Not allowing him time to interject, Elizabeth went on, "From the first moment of my acquaintance with you, your manners impressed me with the fullest belief of your arrogance, your conceit, and your selfish disdain of the feelings of others, and formed the groundwork of disapprobation on which succeeding events have built so immovable a dislike. I had not known you for days before I felt you were the last man in the world whom I could ever be prevailed on to marry, and I care not how wealthy you are or to whom you are connected."
"You have said quite enough, Madam. I perfectly comprehend your feelings, and have now only to be ashamed of what my own have been. Forgive me for having taken up so much of your time, and accept my best wishes for your health and happiness."
And with these words he hastily left the room, and Elizabeth heard him the next moment open the front door and quit the house.

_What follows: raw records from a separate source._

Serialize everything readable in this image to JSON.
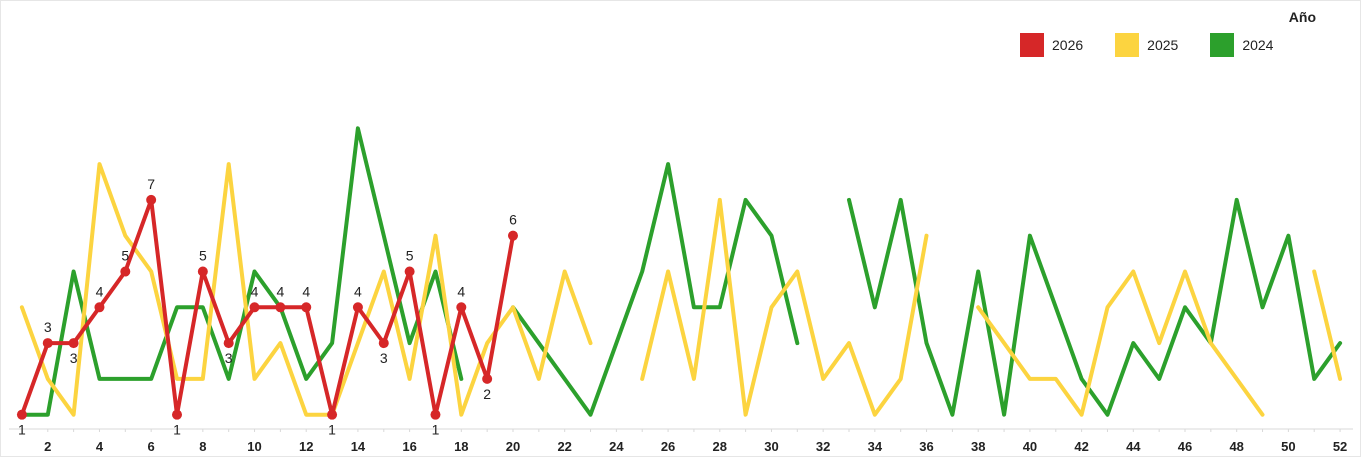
{
  "chart_data": {
    "type": "line",
    "legend_title": "Año",
    "legend_placement": "top-right",
    "grid": false,
    "x": [
      1,
      2,
      3,
      4,
      5,
      6,
      7,
      8,
      9,
      10,
      11,
      12,
      13,
      14,
      15,
      16,
      17,
      18,
      19,
      20,
      21,
      22,
      23,
      24,
      25,
      26,
      27,
      28,
      29,
      30,
      31,
      32,
      33,
      34,
      35,
      36,
      37,
      38,
      39,
      40,
      41,
      42,
      43,
      44,
      45,
      46,
      47,
      48,
      49,
      50,
      51,
      52
    ],
    "x_tick_labels": [
      "2",
      "4",
      "6",
      "8",
      "10",
      "12",
      "14",
      "16",
      "18",
      "20",
      "22",
      "24",
      "26",
      "28",
      "30",
      "32",
      "34",
      "36",
      "38",
      "40",
      "42",
      "44",
      "46",
      "48",
      "50",
      "52"
    ],
    "x_ticks": [
      2,
      4,
      6,
      8,
      10,
      12,
      14,
      16,
      18,
      20,
      22,
      24,
      26,
      28,
      30,
      32,
      34,
      36,
      38,
      40,
      42,
      44,
      46,
      48,
      50,
      52
    ],
    "xlim": [
      0.5,
      52.5
    ],
    "ylim": [
      0.6,
      10.6
    ],
    "series": [
      {
        "name": "2026",
        "color": "#d62728",
        "markers": true,
        "labels": true,
        "values": [
          1,
          3,
          3,
          4,
          5,
          7,
          1,
          5,
          3,
          4,
          4,
          4,
          1,
          4,
          3,
          5,
          1,
          4,
          2,
          6,
          null,
          null,
          null,
          null,
          null,
          null,
          null,
          null,
          null,
          null,
          null,
          null,
          null,
          null,
          null,
          null,
          null,
          null,
          null,
          null,
          null,
          null,
          null,
          null,
          null,
          null,
          null,
          null,
          null,
          null,
          null,
          null
        ]
      },
      {
        "name": "2025",
        "color": "#fcd440",
        "markers": false,
        "labels": false,
        "values": [
          4,
          2,
          1,
          8,
          6,
          5,
          2,
          2,
          8,
          2,
          3,
          1,
          1,
          3,
          5,
          2,
          6,
          1,
          3,
          4,
          2,
          5,
          3,
          null,
          2,
          5,
          2,
          7,
          1,
          4,
          5,
          2,
          3,
          1,
          2,
          6,
          null,
          4,
          3,
          2,
          2,
          1,
          4,
          5,
          3,
          5,
          3,
          2,
          1,
          null,
          5,
          2
        ]
      },
      {
        "name": "2024",
        "color": "#2ca02c",
        "markers": false,
        "labels": false,
        "values": [
          1,
          1,
          5,
          2,
          2,
          2,
          4,
          4,
          2,
          5,
          4,
          2,
          3,
          9,
          6,
          3,
          5,
          2,
          null,
          4,
          3,
          2,
          1,
          3,
          5,
          8,
          4,
          4,
          7,
          6,
          3,
          null,
          7,
          4,
          7,
          3,
          1,
          5,
          1,
          6,
          4,
          2,
          1,
          3,
          2,
          4,
          3,
          7,
          4,
          6,
          2,
          3
        ]
      }
    ]
  }
}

The tumult of her mind, was now painfully great. She knew not how to support herself, and as a release of the tension Elizabeth felt, she sat down and cried for half-an-hour. Her astonishment, as she reflected on what had passed, was increased by every review of it. As much as she did not desire it, that she should receive an offer of marriage from Mr. Darcy! That he should have been in love with her for so many months when she had thought he held her in contempt! So much in love as to wish to marry her in spite of all the objections which had caused him to attempt to stop Richard marrying Mary, and which must appear at least with equal force in his own case, was almost incredible! It was gratifying to have inspired, even though unconsciously, so strong an affection. But his pride, his abominable pride and his shameless avowal of what he tried to do with respect to Mary.
Even now he had not apologised for his despicable behaviour at the assembly or his desire to hurt Mary.
The last thing Elizabeth wanted to do was to see anyone, not even Mary, for the near future. She went to her bedchamber, had her maid assist her into a nightrail, and climbed into bed.